Legato secures $7M to reinvent how SaaS apps are built
Female-founded startup Legato has raised $7 million to pursue an ambitious goal: enabling everyday business users to design and deploy custom software without writing a single line of code. The company describes its approach as “vibe-coding” – a new way for non-technical teams to express what they want from a system in natural, visual terms and have the platform generate a fully working SaaS application.
The fresh capital will be used to expand product development, grow go-to-market operations, and deepen integrations with popular enterprise tools, positioning Legato as a contender in the fast-growing no-code and low-code software market.
What “vibe-coding” means for non-technical teams
Rather than relying on traditional software development workflows, Legato allows business stakeholders to describe the “vibe” of the system they need: how it should behave, who should use it, what data it should handle, and what outcomes it must deliver. The platform then translates those inputs into structured logic, data models, and user interfaces.
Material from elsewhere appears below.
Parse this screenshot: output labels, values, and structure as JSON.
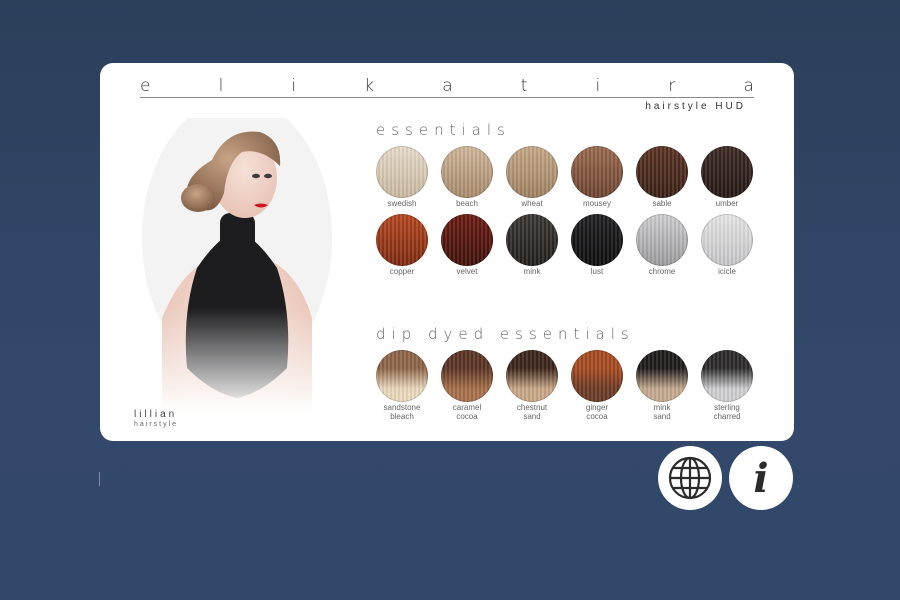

From requirements document to running app
In many organisations, product ideas start as messy documents, slide decks, or email threads. Legato aims to convert that ambiguity into executable software. Users can:
- Describe workflows in plain language, such as approval chains or customer journeys.
- Define entities like customers, projects, or tickets through guided prompts.
- Specify permissions, notifications, and automations through visual rules.
Behind the scenes, the platform uses AI models and workflow engines to infer relationships, generate database schemas, design responsive interfaces, and connect to existing tools through APIs. The result is a functioning, cloud-hosted SaaS application that can be iterated on in real time.
Closing the gap between IT and the business
One of the most persistent challenges in digital transformation is the gap between business intent and technical implementation. Requirements are often misinterpreted, projects run over budget, and IT teams become bottlenecks. By letting domain experts “vibe-code” their own solutions, Legato is targeting this friction directly.
The platform is particularly suited to teams in operations, finance, customer success, and HR that rely heavily on spreadsheets, email, and fragmented point tools. Instead of waiting months for a custom build, they can assemble tailored systems that reflect how they actually work.
Riding the wave of no-code and AI automation
The rise of no-code platforms has already reshaped how companies think about internal tools and workflows. Products like internal app builders, form-based automation suites, and visual database tools have shown that non-engineers can safely create business-critical systems when guardrails are in place.
Legato is positioning itself at the intersection of this movement and the latest advances in generative AI. Instead of forcing users to drag and drop every component, the platform leans on AI assistants to interpret intent and make smart defaults, while still allowing power users to fine-tune the generated logic.
Key capabilities of Legato’s platform
Although the company is still early in its journey, the funding will accelerate work on a feature set designed for fast-growing teams:
- Visual data modelling: Define entities, fields, and relationships without touching SQL, while the system enforces data integrity.
- Workflow automation: Configure triggers, approvals, escalations, and notifications using a visual rules engine.
- Role-based access control: Grant granular permissions to teams, partners, or customers with enterprise-grade security.
- Integrations: Connect with popular tools for CRM, payments, analytics, and collaboration via prebuilt connectors and APIs.
- Analytics and reporting: Build dashboards and track KPIs directly within the apps created on the platform.
Female-founded and scaling in a competitive market
As a female-founded company in the enterprise software space, Legato stands out in an ecosystem where women-led startups still receive a disproportionately small share of venture capital funding. The $7 million round signals investor confidence not only in the product vision but also in the leadership’s ability to execute in a crowded market.
The company will face competition from established low-code and no-code players, as well as from emerging AI-native development platforms. Its differentiation lies in the emphasis on natural, intent-driven design – the “vibe-coding” concept – and a focus on turning business users into primary creators rather than passive requesters.
Go-to-market focus: mid-market and modern enterprises
With the new funding, Legato is expected to target mid-market and modern enterprise customers that are under pressure to digitise processes quickly but lack the engineering capacity to build everything in-house. Typical use cases include:
- Custom CRMs tailored to niche verticals.
- Partner and vendor management portals.
- Onboarding and compliance workflows.
- Operations command centres aggregating data from multiple systems.
By enabling these organisations to launch production-ready apps in days instead of months, the company aims to demonstrate clear return on investment and reduce the backlog burden on internal IT teams.
Implications for the future of software creation
The funding round for Legato underscores a broader shift in how software is conceived and delivered. As AI becomes more capable of translating human intent into structured logic, the boundary between “coder” and “user” is beginning to blur. Platforms that can safely harness this shift, while maintaining security, compliance, and governance, are likely to play a central role in the next wave of enterprise tooling.
For now, the $7 million injection gives Legato the runway to refine its “vibe-coding” experience, prove out high-value use cases, and compete for a place in the modern SaaS stack. As businesses continue to demand faster, more flexible digital solutions, the company is betting that the people closest to the problem should also be the ones shaping the software – no code required.